I have worked on a manuscript-in-revision for the past seven years, and although parts of the revision process have found ballast in a tradition (historical vernacular) it wishes to shake up, and in A Tradition it seeks both the enmity and audience of (modernist New Criticism), my manuscript has long sewn division against itself to a fault. A contrarian’s contrarian. The past two months have changed this years-long stalemate. I was lucky, in April, in the middle of a personal geographical free-fall, to find myself landed by and at the Rensing Center, an ecologically-driven, aesthetically-directed, happily anti-bureaucratic, artist residency in the northwest nook of South Carolina, in the town of Pickens. Pried loose.

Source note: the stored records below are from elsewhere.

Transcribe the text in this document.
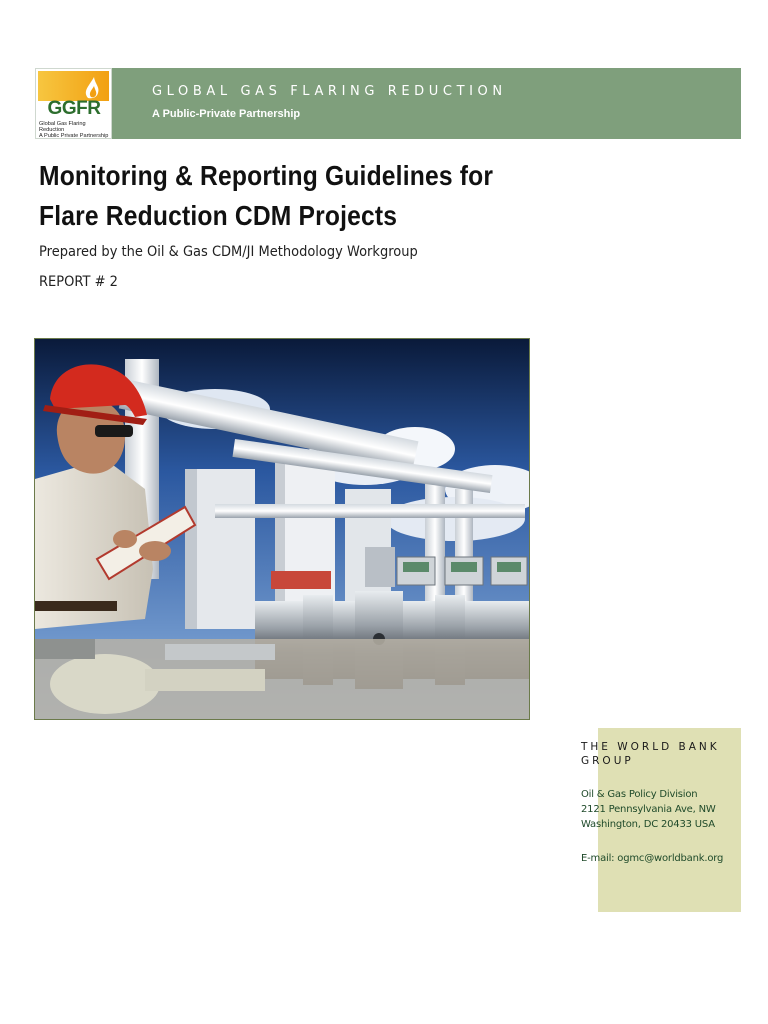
GGFR
Global Gas Flaring Reduction
A Public Private Partnership
GLOBAL GAS FLARING REDUCTION
A Public-Private Partnership
Monitoring & Reporting Guidelines for
Flare Reduction CDM Projects
Prepared by the Oil & Gas CDM/JI Methodology Workgroup
REPORT # 2
THE WORLD BANK
GROUP
Oil & Gas Policy Division
2121 Pennsylvania Ave, NW
Washington, DC 20433 USA
E-mail: ogmc@worldbank.org
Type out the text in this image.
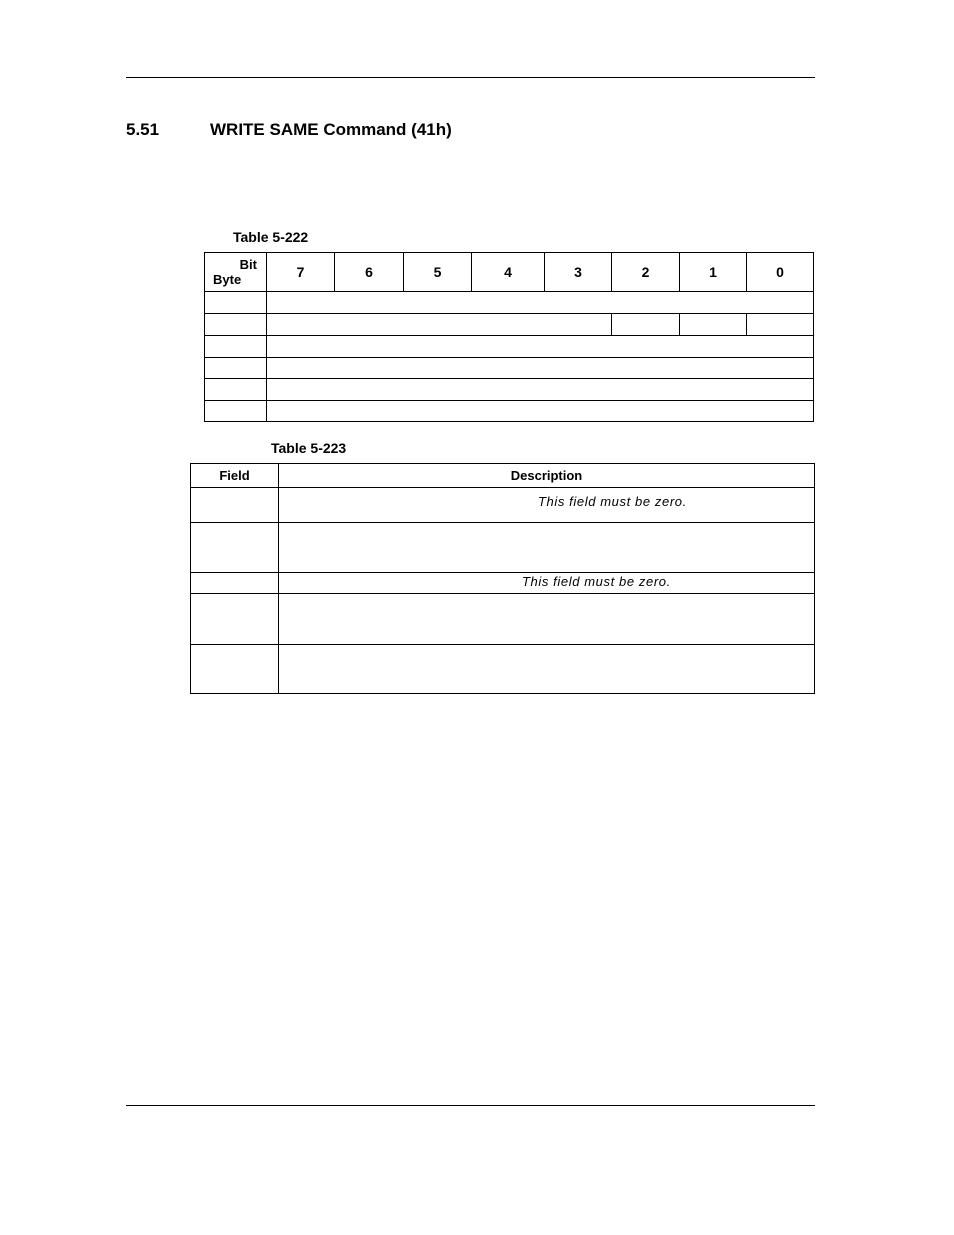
5.51	WRITE SAME Command (41h)
Table 5-222
Bit
Byte	7	6	5	4	3	2	1	0

Table 5-223
Field	Description
	This field must be zero.

	This field must be zero.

Pickens is upcountry, as local parlance has it, a half-hour south of North Carolina, an hour east of Georgia. While that cartography is readily available knowledge, the cartography that has brought my work order and bearing is that of the Rensing Center itself, whose single road—on which the guest house I am honored to be a guest is set—is paved under the direct and clear-of-trees path of the sun and moon. So the day and night have both hurdle and hurtle for the work of poetry. So each day and night shows readily its obstinacy against difficult work as well as its dog’s pant that says keep running, keep your blood up, poetry. Alignment, orientation, not matters I thought would have a hand in the revision of my work. Nor did I think I would find myself as alert a reviser as I have been under the blatant sign and rhyme of celestial bodies and alongside the Rensing Center's animal and vegetable hierarchies. For example, the vine, wisteria, is the upcountry’s Lear, every green thing at its hand’s disposal, and it tarries about, furious with forgetting and waking, a blinding migraine for its human subjects. Or the belly-groans and bells of the goats that go off every four hours. The thunder is on clockwork, too, in the summer months. This manuscript is still making a mockery of my efforts, in many places. But not in this place. At the Rensing Center, the role I've been given the space to take on the stage of my toy I keep toying with is a name I can read clearly for the first time. You must change your orientation.